There Are Proven Ways To Reduce C-Sections

Doing away with the outdated Friedman Curve and putting the mother at the center of the birthing process does wonders.

Allison Yarrow makes it clear: It’s not the woman’s fault. Lay the blame for the rising rates of cesarean sections at the foot of hospitals and doctors, Yarrow writes in an opinion piece in the New York Times. Yarrow, a best-selling author currently at work on a book about pregnancy, birth and motherhood, writes that “it isn’t women’s choices that have driven the high rate” of C-sections. (In the United States, 32% of live births are by C-section; it should be between 10% and 15%.)

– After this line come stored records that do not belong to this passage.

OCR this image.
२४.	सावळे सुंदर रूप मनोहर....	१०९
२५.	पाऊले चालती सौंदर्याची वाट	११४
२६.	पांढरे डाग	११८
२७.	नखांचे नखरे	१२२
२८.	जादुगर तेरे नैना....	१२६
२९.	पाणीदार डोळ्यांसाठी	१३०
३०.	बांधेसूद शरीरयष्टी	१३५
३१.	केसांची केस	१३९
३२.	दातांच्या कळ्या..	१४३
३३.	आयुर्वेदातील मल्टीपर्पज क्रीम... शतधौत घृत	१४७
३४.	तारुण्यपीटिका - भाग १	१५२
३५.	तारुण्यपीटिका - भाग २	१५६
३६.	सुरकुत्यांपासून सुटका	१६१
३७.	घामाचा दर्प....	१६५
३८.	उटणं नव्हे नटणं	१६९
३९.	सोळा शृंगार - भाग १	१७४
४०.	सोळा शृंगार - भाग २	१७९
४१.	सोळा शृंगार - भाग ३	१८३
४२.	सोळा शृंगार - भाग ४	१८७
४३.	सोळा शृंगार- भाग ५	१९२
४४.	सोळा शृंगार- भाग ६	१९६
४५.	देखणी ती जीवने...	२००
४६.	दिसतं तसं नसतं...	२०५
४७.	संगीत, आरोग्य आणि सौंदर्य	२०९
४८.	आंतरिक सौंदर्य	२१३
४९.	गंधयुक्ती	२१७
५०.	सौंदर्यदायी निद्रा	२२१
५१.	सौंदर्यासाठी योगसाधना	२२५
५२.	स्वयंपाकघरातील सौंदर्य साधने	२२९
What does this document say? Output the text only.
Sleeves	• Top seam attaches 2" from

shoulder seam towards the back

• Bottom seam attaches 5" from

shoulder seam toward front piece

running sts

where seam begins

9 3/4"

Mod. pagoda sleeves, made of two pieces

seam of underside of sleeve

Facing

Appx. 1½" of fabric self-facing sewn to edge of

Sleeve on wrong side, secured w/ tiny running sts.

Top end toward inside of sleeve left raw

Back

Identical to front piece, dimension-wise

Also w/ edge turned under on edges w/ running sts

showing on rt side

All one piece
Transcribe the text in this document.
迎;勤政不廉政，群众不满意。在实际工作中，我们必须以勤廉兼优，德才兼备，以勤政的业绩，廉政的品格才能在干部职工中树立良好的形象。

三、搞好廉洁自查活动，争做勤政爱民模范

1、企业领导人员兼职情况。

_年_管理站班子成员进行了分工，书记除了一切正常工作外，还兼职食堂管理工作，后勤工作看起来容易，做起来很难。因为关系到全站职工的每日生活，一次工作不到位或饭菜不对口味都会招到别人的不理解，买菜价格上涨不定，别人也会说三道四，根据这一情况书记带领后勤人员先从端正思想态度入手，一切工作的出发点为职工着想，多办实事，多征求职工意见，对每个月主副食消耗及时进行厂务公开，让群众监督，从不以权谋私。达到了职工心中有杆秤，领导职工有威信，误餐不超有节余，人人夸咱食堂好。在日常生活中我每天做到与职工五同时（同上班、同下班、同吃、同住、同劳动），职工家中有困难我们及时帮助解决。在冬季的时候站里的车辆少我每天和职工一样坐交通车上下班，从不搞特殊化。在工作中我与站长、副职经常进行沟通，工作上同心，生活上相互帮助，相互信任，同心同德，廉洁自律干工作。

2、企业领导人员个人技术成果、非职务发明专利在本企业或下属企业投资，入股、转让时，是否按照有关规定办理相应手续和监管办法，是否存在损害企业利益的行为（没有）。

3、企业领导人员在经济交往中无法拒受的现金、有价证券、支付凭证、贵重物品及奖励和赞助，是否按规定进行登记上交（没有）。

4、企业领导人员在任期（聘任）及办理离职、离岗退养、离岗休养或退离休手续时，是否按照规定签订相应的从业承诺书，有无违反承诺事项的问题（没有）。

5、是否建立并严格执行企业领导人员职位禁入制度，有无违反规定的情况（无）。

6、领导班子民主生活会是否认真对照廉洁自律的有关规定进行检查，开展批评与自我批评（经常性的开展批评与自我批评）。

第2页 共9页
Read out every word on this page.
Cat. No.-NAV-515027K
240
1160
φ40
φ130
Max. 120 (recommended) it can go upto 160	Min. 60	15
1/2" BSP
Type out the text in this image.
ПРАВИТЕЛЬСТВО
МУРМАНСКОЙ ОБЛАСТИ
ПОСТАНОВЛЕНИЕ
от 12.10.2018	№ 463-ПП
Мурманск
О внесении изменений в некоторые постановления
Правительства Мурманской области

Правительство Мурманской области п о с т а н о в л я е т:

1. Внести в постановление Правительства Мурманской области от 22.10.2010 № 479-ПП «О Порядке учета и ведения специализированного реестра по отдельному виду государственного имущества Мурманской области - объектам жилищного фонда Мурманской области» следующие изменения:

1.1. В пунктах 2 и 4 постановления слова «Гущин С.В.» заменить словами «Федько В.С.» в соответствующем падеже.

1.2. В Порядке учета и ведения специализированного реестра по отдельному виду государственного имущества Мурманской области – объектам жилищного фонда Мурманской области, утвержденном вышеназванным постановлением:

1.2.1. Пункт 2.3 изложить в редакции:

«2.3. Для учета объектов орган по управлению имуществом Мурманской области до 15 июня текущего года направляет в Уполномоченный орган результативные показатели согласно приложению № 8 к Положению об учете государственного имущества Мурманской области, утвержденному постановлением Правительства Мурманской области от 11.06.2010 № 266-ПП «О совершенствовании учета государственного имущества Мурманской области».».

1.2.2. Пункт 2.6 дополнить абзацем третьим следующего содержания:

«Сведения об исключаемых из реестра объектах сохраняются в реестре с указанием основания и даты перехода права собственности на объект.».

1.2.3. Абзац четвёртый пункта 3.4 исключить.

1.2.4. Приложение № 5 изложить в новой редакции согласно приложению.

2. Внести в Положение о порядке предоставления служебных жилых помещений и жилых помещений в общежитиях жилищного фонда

One problem is that many hospitals and doctors still use the Friedman Curve, created in the 1950s and which has since been disproven. “According to Dr. Friedman’s study, active labor began sooner, and took less time, than it actually does today,” writes Yarrow. “This error has produced countless unnecessary C-sections.” Despite this, the Friedman Curve is still a yardstick in many hospitals.

Yarrow also says that the number of C-sections have been reduced in some hospitals with the introduction of a white board. The board encourages putting the mother at the center of a team approach to delivery. It should include every member of the team, the mother’s birthing preferences that “can change as labor does,” and then the status of the mother and infant as labor progresses.

“Last [on the board] is the time when the whole team will ‘huddle’ or reconvene,” Yarrow writes. “All conversations about labor and the laboring woman are supposed to occur with her present.”